Rédigé par un professeur d'économie, Ross Garnaut, ce rapport préconise un engagement international plus fort, estimant que les mesures actuelles "sont bien loin de permettre d'obtenir une réelle baisse des émissions de gaz à effet de serre".
La seule réponse réside dans la mise en oeuvre de techniques plus propres pour assurer l'expansion économique, a indiqué l'expert.
"L'augmentation plus rapide des émissions rend les mesures pour l'endiguer plus coûteuses et plus urgentes. Le défi est de stopper le liens entre émission de gaz à effet de serre et croissance économique", relève-t-il.
Depuis son arrivée au pouvoir en novembre dernier, le Premier ministre travailliste, Kevin Rudd, qui avait commandé ce rapport, a fait de la lutte contre le changement climatique une priorité de sa politique.

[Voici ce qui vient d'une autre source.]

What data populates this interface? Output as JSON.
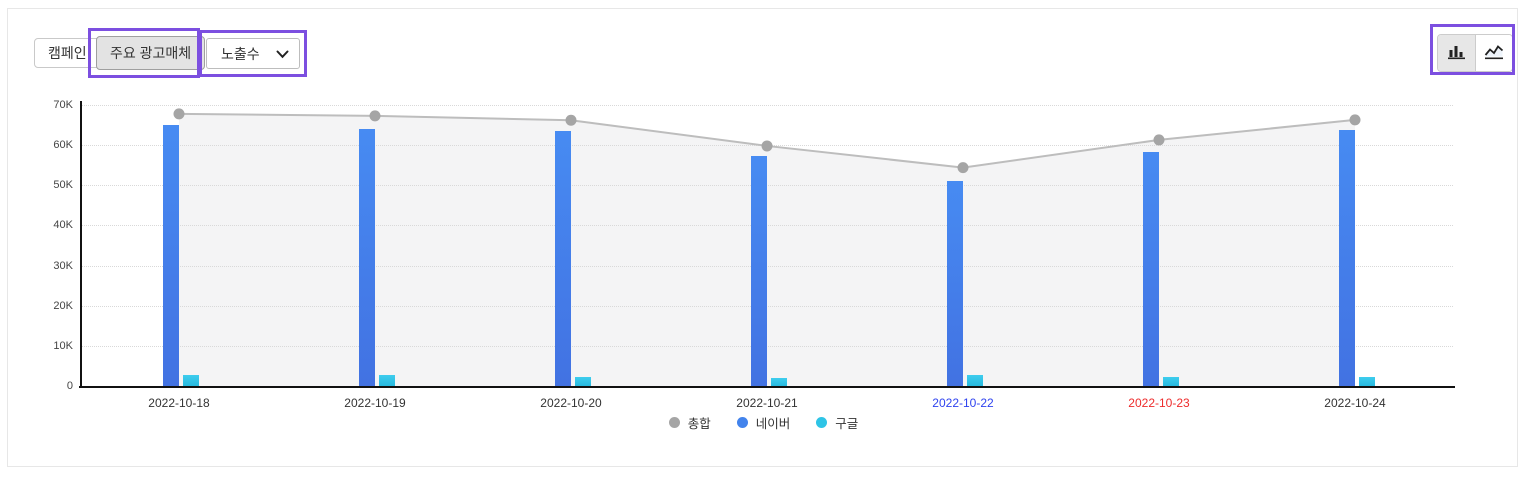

Sa toute première décision officielle a ainsi été de ratifier le protocole de Kyoto, sur la réduction des émissions de CO2, après onze années de refus de son prédécesseur, John Howard.
Le rapport recommande en outre au gouvernement australien d'aller au-delà de son engagement actuel de diminuer de 60% les émissions de gaz à effet de serre d'ici à 2050, sans toutefois fixer d'objectif.